Suçun ve Cezanın İspatı: Yargıtay Kararlarıyla Destekli Açıklama
Suçun ispatı, şüpheye yer vermeyecek şekilde kesin delillerle yapılmalıdır. Yargıtay kararları bu konuda yol göstericidir:
- Bilirkişi Raporu: Sahte paranın aldatma (iğfal) kabiliyetinin olup olmadığına dair uzman raporu zorunludur. Rapor olmadan mahkûmiyet hükmü kurulamaz.

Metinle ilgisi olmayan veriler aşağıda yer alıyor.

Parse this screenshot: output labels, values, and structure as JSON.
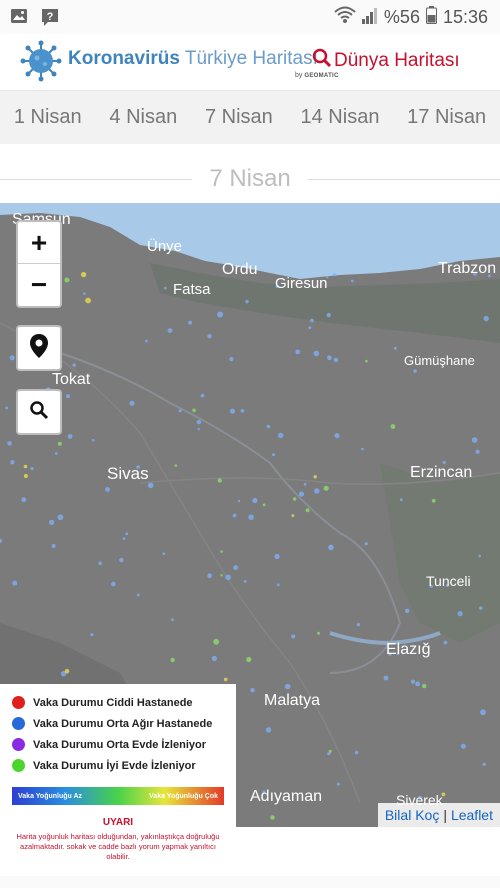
{
  "status_bar": {
    "battery": "%56",
    "time": "15:36",
    "icons": [
      "image-icon",
      "help-icon",
      "wifi-icon",
      "signal-icon",
      "battery-icon"
    ]
  },
  "header": {
    "brand_bold": "Koronavirüs",
    "brand_rest": "Türkiye Haritası",
    "byline_by": "by",
    "byline_company": "GEOMATIC",
    "world_map_label": "Dünya Haritası"
  },
  "date_tabs": [
    "1 Nisan",
    "4 Nisan",
    "7 Nisan",
    "14 Nisan",
    "17 Nisan"
  ],
  "selected_date": "7 Nisan",
  "map": {
    "zoom_in": "+",
    "zoom_out": "−",
    "cities": [
      "Samsun",
      "Ünye",
      "Ordu",
      "Fatsa",
      "Giresun",
      "Trabzon",
      "Gümüşhane",
      "Tokat",
      "Sivas",
      "Erzincan",
      "Tunceli",
      "Elazığ",
      "Malatya",
      "Adıyaman",
      "Siverek"
    ],
    "attribution_author": "Bilal Koç",
    "attribution_separator": "|",
    "attribution_lib": "Leaflet"
  },
  "legend": {
    "items": [
      {
        "label": "Vaka Durumu Ciddi Hastanede",
        "color": "#e0201a"
      },
      {
        "label": "Vaka Durumu Orta Ağır Hastanede",
        "color": "#2868d8"
      },
      {
        "label": "Vaka Durumu Orta Evde İzleniyor",
        "color": "#8a2be2"
      },
      {
        "label": "Vaka Durumu İyi Evde İzleniyor",
        "color": "#4ad52f"
      }
    ],
    "density_low": "Vaka Yoğunluğu Az",
    "density_high": "Vaka Yoğunluğu Çok",
    "warning_title": "UYARI",
    "warning_text": "Harita yoğunluk haritası olduğundan, yakınlaştıkça doğruluğu azalmaktadır. sokak ve cadde bazlı yorum yapmak yanıltıcı olabilir."
  },
  "colors": {
    "brand_blue": "#3f84bd",
    "accent_red": "#c8102e",
    "sea": "#a9c9e8",
    "land": "#7a7a7a"
  }
}
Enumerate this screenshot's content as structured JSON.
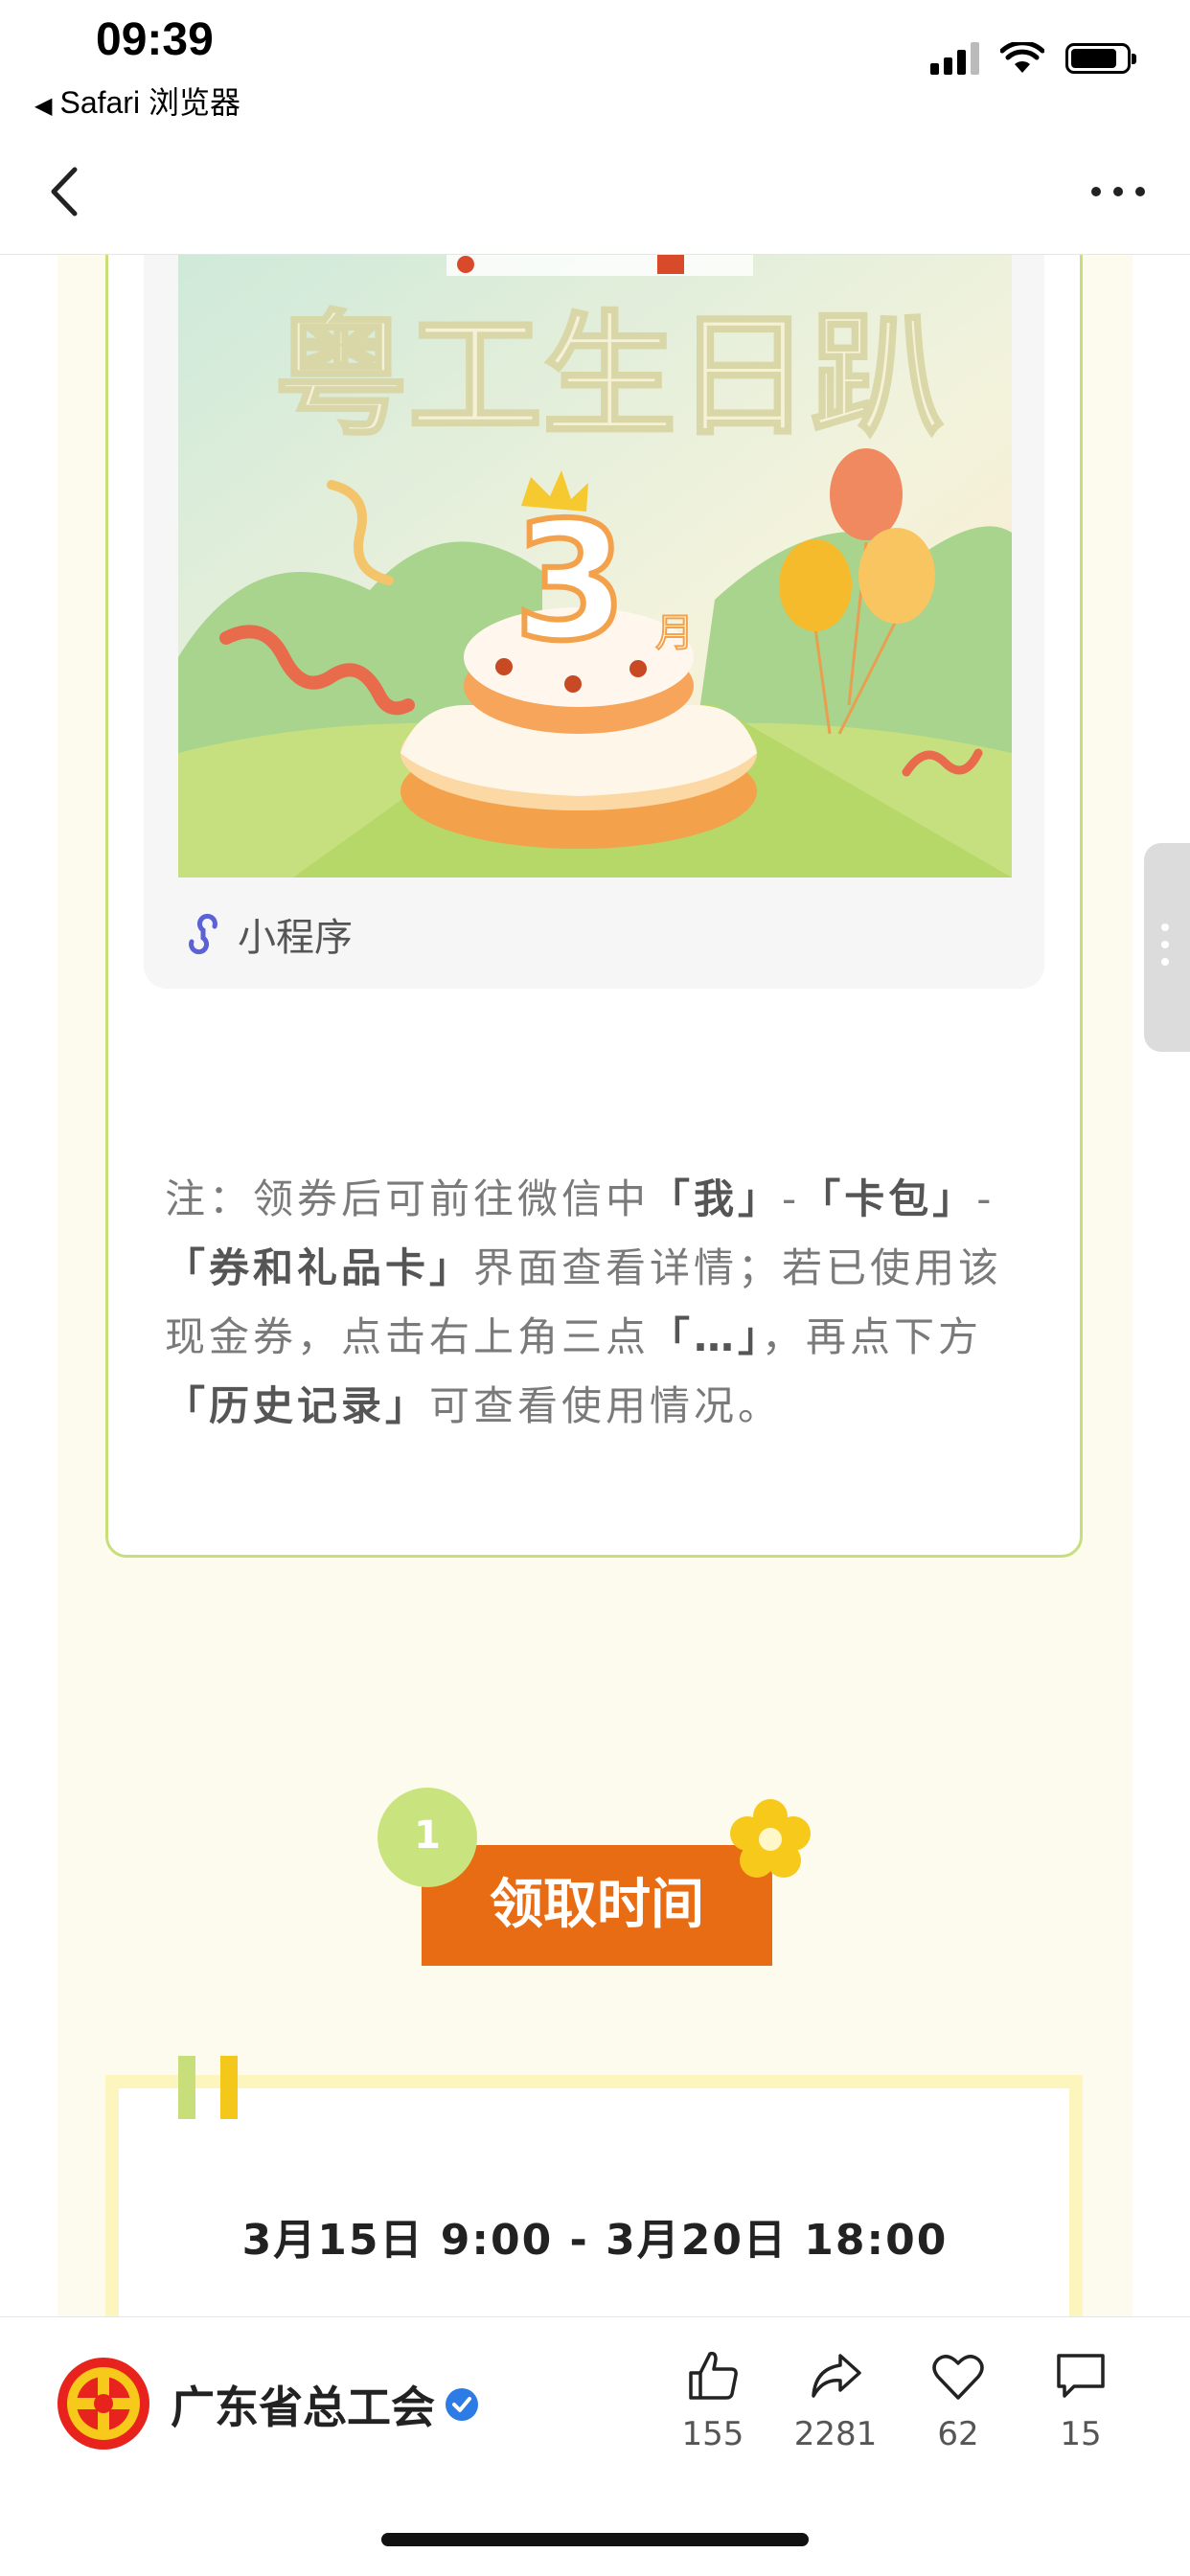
{
  "status_bar": {
    "time": "09:39",
    "back_app": "Safari 浏览器"
  },
  "mini_program": {
    "label": "小程序"
  },
  "note": {
    "p1": "注：领券后可前往微信中",
    "b1": "「我」",
    "p2": "-",
    "b2": "「卡包」",
    "p3": "-",
    "b3": "「券和礼品卡」",
    "p4": "界面查看详情；若已使用该现金券，点击右上角三点",
    "b4": "「…」",
    "p5": "，再点下方",
    "b5": "「历史记录」",
    "p6": "可查看使用情况。"
  },
  "section": {
    "number": "1",
    "title": "领取时间"
  },
  "date_range": "3月15日 9:00 - 3月20日 18:00",
  "account": {
    "name": "广东省总工会"
  },
  "actions": [
    {
      "name": "like",
      "count": "155"
    },
    {
      "name": "share",
      "count": "2281"
    },
    {
      "name": "favorite",
      "count": "62"
    },
    {
      "name": "comment",
      "count": "15"
    }
  ],
  "colors": {
    "accent_orange": "#e86c14",
    "accent_green": "#c7de7a",
    "cream": "#fdfbee"
  }
}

- Şüpheden Sanık Yararlanır İlkesi: Yargıtay Ceza Genel Kurulu’nun 2010/156 E., 2010/225 K. sayılı kararı, bu ilkenin en net uygulandığı örneklerden biridir. Kararda, sanığın mahkûmiyetine dayanak olan tek delilin başka bir sanığın soyut beyanı olduğu belirtilerek, “Gerçekleşme şekli kuşkulu ve tam olarak aydınlatılamamış olaylar ve iddialar sanığın aleyhine yorumlanarak mahkûmiyet hükmü kurulamaz” denilmiş ve sanığın beraat etmesi gerektiği sonucuna varılmıştır.
- Kastın İspatı: Failin paranın sahte olduğunu bildiğinin ispatı kritiktir. Yargıtay 8. Ceza Dairesi’nin 2020/9824 E., 2023/2939 K. sayılı kararında, sanığın mağdura verdiği sahte paranın seri numarasının, daha önce başka bir soruşturmada yine sanıkta ele geçen sahte paralarla aynı olması, kastın ispatı için güçlü bir delil olarak kabul edilmiştir.

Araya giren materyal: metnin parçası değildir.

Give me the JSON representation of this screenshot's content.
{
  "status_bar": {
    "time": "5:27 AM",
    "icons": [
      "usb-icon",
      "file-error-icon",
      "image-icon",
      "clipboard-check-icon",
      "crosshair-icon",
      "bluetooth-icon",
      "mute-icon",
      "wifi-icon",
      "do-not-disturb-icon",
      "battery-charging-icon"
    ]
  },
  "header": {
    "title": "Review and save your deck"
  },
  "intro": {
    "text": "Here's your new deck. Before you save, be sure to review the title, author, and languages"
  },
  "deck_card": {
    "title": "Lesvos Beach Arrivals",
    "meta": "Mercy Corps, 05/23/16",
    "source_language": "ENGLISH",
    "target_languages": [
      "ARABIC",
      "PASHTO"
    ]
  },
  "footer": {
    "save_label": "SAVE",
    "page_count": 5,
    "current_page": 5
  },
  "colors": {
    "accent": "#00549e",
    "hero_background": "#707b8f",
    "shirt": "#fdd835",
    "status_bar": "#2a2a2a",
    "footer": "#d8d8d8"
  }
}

- Delillerin Bütünlüğü: Yargıtay, mahkûmiyet kararlarının onanmasında; sanık savunmaları, tanık beyanları, kolluk tutanakları, teşhis tutanakları, iletişim tespit kayıtları ve özellikle Merkez Bankası raporları gibi delillerin bir bütün olarak ve çelişkileri giderilerek değerlendirilmesini aramaktadır. (Yargıtay 8. CD, 2020/9170 E., 2023/2938 K.).

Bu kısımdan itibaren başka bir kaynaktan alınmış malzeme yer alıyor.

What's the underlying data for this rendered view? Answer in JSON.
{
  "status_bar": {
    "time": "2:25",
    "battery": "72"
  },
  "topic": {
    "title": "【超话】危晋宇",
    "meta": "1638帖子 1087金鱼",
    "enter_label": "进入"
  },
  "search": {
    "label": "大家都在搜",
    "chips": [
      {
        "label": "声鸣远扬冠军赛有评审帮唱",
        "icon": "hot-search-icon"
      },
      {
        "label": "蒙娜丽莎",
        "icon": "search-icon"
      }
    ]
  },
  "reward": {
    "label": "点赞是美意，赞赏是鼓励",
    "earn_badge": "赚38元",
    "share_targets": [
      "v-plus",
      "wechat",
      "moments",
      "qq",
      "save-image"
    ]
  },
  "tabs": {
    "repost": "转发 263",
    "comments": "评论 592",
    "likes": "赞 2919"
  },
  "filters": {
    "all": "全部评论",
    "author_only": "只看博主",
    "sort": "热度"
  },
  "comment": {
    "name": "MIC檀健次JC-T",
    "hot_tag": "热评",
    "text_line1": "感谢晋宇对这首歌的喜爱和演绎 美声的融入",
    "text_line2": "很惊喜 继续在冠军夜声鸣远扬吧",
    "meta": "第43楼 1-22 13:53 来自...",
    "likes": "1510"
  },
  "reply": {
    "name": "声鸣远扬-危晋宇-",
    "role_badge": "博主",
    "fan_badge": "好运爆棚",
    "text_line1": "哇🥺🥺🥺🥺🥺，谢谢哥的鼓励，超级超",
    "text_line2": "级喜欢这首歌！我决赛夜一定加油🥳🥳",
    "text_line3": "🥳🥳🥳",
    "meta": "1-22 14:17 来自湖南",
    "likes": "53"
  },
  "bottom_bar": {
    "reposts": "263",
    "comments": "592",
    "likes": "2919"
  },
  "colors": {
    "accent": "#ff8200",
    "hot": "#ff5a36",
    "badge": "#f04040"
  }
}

- TCK 197/1 ve 197/3 Ayrımı: Sanığın eyleminin, sahte parayı tedavüle koyma amacı taşıyan TCK 197/1 kapsamında mı, yoksa sahteliğini bilmeden aldığı parayı bu özelliğini öğrendikten sonra tedavüle koyan daha az cezayı gerektiren TCK 197/3 kapsamında mı olduğu dikkatle değerlendirilmelidir. Yargıtay 8. Ceza Dairesi’nin 2021/15013 E., 2024/850 K. sayılı kararında, “ele geçen para miktarı ve ele geçiriliş şekli, aynı zamanda sahte paranın büfeden alışverişe konu edilmiş olması” gibi hususlar gözetilerek eylemin TCK 197/1 kapsamında cezalandırılması gerektiği belirtilmiş ve TCK 197/3’ten kurulan hüküm bozulmuştur.
Ceza İnfazı ve Tüzel Kişiler Hakkında Güvenlik Tedbirleri
Verilen hapis ve adli para cezaları, 5275 sayılı Ceza ve Güvenlik Tedbirlerinin İnfazı Hakkında Kanun hükümlerine göre infaz edilir. Bu suçun işlenmesi suretiyle yararına haksız menfaat sağlanan tüzel kişiler hakkında, TCK m. 60 uyarınca iznin iptali veya müsadere gibi güvenlik tedbirlerine hükmedilebilir.
Dava ve Ceza Zaman Aşımı Süreleri Nelerdir?
TCK m. 197/1’deki suçun temel hali için öngörülen cezanın üst sınırı 12 yıl olduğundan, TCK m. 66/1-d uyarınca olağan dava zamanaşımı süresi 15 yıldır. Ceza zamanaşımı ise TCK m. 68’e göre belirlenir.
Parada Sahtecilik Suçunda Ceza Avukatı ile Çalışmanın Önemi
Parada sahtecilik suçu, ağır yaptırımlar içeren, teknik detayları (aldatma kabiliyeti, kastın ispatı vb.) ve karmaşık yargılama süreçleri olan bir suç tipidir. Bu nedenle, suçlamayla karşı karşıya kalan bir kişinin, soruşturmanın en başından itibaren uzman bir ceza avukatından hukuki destek alması, haklarının korunması, adil yargılanma ilkesinin güvence altına alınması ve etkili bir savunma yapılması açısından hayati öneme sahiptir.
Sonuç
Yargıtay kararları ışığında yapılan bu kapsamlı inceleme, TCK m. 197’de düzenlenen parada sahtecilik suçunun, devletin ekonomik düzenini ve toplumsal güveni korumayı amaçlayan ciddi bir suç olduğunu ortaya koymaktadır. Yargılama pratiğinde, suçun maddi ve manevi unsurlarının, özellikle kast ve aldatma kabiliyetinin, şüpheye yer bırakmayacak şekilde ispatlanması gerekmektedir. Görevli mahkemenin Ağır Ceza Mahkemesi olduğu ve delillerin bir bütün olarak değerlendirilmesi gerektiği, Yüksek Mahkeme’nin üzerinde hassasiyetle durduğu konulardır. Bu suçla itham edilen şüpheli veya sanıkların, sürecin her aşamasında tecrübeli bir ceza avukatının nitelikli hukuki yardımından faydalanması, savunma hakkının etkin kullanımı için elzemdir.